JOURNAL: Foreclosures and Violent crime
Mortgage foreclosure rates for US single family homes are expected to range between 10-15% over the next three years -- with some neighborhoods well over 30% (for example: in the San Diego exurb Temecula 15% of homes are already either bank-owned or in some stage of foreclosure). The Chicago Fed has found that under normal circumstances, every increase in the foreclosure rate by 2.87%, there is a 6.68% increase in violent crime. Further, housing values fall by nearly 1% for each foreclosed home within 1/8 of a mile.
The Swiss Cheese Effect
As US cities, suburbs and neighborhoods begin to look like swiss cheese, there's little doubt that the US will experience a radical increase in the formation of gangs, militias, and other violent groups. A volatile mixture of wealth/expectation destruction, neighborhood decay (due to empty and abandoned properties), and a visceral sense of economic betrayal/abandonment will be the drivers. Connectivity (both local and global) will ensure that the damage spreads virally.
The Atlantic Monthly has recently published two articles on point.
In March 2008,it ran an article, "The Next Slum?", which explores the topic, "The subprime crisis is just the tip of the iceberg. Fundamental changes in American life may turn today’s McMansions into tomorrow’s tenements.":
http://www.theatlantic.com/doc/200803/subprime
This month's issue includes, "American Murder Mystery," which asserts that the recent spread of crime in mid size cities has resulted from the Section 8 policy of relocating persons with housing assistance away from inner city projects to the suburbs.

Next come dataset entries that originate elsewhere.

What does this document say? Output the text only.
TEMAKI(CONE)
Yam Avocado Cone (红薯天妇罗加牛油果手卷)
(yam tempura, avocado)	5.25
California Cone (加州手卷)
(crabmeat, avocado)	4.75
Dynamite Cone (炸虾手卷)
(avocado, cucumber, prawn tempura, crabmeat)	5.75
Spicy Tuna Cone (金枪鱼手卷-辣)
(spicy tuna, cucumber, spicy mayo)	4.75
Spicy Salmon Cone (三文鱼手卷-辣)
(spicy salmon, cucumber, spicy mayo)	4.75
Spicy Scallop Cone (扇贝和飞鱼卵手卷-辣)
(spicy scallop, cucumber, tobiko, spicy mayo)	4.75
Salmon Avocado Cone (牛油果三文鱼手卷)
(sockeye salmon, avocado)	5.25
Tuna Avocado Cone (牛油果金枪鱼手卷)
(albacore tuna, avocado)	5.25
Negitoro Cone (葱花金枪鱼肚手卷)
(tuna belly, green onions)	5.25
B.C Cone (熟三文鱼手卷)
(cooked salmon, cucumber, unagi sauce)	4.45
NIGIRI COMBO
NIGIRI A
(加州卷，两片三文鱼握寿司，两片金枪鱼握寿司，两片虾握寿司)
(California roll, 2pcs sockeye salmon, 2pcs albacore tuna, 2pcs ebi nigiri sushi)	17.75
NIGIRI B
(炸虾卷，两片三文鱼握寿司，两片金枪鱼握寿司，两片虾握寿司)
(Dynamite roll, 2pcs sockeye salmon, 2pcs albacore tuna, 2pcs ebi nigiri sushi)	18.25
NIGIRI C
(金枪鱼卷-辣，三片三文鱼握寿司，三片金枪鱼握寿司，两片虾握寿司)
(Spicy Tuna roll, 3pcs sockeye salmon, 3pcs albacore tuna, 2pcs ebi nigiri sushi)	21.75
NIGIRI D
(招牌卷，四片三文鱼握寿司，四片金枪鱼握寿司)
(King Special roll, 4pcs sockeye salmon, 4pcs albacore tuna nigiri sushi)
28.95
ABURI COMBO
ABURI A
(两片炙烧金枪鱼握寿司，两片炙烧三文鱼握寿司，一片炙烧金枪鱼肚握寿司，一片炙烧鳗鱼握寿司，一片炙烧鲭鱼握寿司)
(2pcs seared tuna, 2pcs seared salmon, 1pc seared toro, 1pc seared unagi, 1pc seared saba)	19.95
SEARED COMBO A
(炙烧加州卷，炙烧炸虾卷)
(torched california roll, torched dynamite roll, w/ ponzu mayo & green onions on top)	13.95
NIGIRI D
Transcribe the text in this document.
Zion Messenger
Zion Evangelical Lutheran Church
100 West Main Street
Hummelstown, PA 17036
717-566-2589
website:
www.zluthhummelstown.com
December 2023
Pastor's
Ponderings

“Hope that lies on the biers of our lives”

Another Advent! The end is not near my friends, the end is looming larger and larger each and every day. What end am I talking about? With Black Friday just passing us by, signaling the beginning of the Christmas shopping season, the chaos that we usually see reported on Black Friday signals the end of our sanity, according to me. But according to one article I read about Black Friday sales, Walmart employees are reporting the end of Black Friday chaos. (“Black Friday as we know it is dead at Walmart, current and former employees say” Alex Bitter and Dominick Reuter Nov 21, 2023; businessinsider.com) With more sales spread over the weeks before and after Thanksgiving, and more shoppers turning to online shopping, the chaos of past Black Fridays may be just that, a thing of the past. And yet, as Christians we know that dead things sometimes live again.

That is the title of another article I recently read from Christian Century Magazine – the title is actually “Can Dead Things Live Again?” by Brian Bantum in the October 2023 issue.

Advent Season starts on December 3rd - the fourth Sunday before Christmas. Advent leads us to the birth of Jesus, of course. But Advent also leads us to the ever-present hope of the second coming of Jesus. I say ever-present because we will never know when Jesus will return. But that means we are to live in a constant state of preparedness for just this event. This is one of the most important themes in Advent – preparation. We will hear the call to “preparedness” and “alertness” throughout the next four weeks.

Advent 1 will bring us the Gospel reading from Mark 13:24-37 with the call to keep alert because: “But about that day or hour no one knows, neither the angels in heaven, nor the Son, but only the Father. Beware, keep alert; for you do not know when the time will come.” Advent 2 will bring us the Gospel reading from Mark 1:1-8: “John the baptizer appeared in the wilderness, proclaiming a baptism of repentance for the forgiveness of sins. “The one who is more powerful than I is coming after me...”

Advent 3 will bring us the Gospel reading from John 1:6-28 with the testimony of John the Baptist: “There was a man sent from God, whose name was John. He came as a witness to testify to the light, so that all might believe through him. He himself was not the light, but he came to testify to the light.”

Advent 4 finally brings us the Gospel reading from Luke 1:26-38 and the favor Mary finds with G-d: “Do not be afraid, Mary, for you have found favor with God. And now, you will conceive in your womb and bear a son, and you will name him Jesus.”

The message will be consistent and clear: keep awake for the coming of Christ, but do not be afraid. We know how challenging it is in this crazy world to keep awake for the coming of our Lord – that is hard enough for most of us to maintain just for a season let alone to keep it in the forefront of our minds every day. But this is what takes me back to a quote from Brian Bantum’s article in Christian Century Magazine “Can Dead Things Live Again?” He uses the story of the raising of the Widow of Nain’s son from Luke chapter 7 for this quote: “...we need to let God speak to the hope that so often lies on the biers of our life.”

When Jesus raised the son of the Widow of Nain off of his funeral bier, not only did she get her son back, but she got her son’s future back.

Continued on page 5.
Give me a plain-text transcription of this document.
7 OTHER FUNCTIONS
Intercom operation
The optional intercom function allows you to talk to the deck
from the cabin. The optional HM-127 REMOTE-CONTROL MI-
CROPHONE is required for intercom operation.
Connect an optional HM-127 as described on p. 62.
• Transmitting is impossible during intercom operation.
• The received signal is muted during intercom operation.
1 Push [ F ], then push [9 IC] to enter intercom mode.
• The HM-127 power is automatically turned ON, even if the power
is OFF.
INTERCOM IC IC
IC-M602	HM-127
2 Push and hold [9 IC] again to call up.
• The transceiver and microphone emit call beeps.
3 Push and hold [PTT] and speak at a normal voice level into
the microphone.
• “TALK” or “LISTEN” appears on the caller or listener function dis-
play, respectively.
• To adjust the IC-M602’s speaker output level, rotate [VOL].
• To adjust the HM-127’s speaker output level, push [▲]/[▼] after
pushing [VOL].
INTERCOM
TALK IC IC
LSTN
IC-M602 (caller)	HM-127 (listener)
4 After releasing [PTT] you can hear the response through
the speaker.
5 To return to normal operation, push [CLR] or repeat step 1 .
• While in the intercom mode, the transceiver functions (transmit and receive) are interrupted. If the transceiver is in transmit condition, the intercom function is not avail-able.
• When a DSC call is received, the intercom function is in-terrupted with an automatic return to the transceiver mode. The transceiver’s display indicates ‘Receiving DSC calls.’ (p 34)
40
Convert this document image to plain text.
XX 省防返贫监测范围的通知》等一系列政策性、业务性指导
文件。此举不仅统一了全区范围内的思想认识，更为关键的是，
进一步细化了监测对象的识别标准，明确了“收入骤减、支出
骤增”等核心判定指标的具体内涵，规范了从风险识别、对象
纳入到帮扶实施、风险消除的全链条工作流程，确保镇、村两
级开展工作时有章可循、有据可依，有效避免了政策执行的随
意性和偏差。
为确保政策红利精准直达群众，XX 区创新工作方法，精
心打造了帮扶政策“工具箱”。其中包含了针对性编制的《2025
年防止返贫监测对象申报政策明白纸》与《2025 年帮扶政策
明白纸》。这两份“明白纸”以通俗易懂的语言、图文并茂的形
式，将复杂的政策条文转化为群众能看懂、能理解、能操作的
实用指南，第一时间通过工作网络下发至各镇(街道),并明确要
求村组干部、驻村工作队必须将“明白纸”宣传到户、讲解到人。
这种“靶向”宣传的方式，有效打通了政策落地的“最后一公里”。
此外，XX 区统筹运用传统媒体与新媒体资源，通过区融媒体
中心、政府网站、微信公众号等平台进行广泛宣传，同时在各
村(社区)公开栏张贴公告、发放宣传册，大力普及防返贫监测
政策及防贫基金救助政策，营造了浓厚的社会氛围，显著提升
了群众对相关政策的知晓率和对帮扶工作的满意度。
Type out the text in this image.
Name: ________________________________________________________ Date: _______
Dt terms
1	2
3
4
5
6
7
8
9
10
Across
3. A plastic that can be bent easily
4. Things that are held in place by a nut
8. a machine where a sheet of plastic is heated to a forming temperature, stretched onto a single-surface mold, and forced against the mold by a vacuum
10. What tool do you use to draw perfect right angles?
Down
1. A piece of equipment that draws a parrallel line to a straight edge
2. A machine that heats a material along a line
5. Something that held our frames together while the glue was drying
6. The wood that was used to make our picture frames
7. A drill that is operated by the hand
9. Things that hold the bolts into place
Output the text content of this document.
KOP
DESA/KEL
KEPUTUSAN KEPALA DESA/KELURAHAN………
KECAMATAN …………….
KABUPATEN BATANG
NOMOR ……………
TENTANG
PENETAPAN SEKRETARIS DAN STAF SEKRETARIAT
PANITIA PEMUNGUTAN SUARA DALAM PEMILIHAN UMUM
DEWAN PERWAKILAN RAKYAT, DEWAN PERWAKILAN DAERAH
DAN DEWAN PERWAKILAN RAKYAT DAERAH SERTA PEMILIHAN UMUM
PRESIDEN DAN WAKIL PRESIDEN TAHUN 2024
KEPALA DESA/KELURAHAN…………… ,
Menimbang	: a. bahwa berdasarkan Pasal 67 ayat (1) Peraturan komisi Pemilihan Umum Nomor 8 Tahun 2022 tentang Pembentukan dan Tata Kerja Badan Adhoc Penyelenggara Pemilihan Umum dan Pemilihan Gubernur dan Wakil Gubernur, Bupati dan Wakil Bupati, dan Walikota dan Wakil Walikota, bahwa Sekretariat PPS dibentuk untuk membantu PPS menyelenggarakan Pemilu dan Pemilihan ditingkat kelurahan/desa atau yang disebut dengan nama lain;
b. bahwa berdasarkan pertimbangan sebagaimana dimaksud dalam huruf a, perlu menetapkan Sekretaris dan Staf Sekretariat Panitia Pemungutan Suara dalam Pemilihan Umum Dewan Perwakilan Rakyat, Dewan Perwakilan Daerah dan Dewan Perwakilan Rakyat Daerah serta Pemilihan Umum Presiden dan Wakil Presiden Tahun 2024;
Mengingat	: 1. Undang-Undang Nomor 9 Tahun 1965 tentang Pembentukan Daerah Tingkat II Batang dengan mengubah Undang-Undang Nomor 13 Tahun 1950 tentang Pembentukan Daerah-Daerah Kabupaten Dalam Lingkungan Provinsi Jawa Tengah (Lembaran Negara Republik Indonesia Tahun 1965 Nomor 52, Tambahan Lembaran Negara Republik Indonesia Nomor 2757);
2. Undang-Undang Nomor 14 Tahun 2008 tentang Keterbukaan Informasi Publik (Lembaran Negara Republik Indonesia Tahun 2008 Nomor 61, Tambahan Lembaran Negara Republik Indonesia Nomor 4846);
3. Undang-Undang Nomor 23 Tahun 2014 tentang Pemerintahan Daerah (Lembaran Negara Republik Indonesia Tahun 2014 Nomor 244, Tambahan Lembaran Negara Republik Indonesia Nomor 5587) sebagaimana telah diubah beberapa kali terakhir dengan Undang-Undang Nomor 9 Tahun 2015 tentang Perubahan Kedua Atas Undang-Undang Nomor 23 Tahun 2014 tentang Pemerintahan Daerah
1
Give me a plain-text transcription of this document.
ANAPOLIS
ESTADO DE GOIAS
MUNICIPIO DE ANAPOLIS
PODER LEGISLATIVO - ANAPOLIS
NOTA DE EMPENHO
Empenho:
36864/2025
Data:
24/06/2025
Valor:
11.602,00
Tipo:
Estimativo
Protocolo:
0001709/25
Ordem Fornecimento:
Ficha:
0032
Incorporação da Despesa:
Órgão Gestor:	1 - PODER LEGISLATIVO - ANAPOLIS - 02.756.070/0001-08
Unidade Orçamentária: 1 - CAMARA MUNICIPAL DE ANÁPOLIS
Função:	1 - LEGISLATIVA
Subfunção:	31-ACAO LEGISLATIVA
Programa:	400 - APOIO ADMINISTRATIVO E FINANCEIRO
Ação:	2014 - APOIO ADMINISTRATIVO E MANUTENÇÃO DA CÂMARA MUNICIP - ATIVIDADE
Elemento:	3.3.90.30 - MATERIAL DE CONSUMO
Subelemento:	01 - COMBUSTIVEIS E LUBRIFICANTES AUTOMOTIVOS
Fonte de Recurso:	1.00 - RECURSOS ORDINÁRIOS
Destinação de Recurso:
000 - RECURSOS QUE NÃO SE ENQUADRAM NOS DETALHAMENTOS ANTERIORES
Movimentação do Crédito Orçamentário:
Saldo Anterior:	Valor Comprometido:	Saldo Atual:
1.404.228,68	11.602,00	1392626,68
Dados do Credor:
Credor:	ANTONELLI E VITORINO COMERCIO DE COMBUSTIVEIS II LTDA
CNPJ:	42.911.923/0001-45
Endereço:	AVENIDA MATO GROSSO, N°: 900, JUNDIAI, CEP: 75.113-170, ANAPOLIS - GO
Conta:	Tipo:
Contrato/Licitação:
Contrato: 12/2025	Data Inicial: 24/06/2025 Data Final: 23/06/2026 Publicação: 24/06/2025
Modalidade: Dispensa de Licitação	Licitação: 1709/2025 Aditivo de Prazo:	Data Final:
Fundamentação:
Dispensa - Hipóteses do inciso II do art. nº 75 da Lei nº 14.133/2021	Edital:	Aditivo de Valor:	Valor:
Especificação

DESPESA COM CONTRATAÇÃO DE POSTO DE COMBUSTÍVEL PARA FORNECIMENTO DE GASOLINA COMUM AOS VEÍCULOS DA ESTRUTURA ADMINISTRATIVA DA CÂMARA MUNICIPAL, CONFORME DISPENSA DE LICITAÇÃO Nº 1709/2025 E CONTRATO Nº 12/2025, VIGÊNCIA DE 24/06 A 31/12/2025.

http://www.theatlantic.com/doc/200807/memphis-crime?ca=NqTJl5tHooxWMZidIYnSrqNvzcHr2DX4xtVBXDIjzZY%3D
According to the "The Next Slum?":
"The decline of places like Windy Ridge and Franklin Reserve is usually attributed to the subprime-mortgage crisis, with its wave of foreclosures. And the crisis has indeed catalyzed or intensified social problems in many communities. But the story of vacant suburban homes and declining suburban neighborhoods did not begin with the crisis, and will not end with it. A structural change is under way in the housing market—a major shift in the way many Americans want to live and work. It has shaped the current downturn, steering some of the worst problems away from the cities and toward the suburban fringes. And its effects will be felt more strongly, and more broadly, as the years pass. Its ultimate impact on the suburbs, and the cities, will be profound."
...
"For 60 years, Americans have pushed steadily into the suburbs, transforming the landscape and (until recently) leaving cities behind. But today the pendulum is swinging back toward urban living, and there are many reasons to believe this swing will continue. As it does, many low-density suburbs and McMansion subdivisions, including some that are lovely and affluent today, may become what inner cities became in the 1960s and ’70s—slums characterized by poverty, crime, and decay."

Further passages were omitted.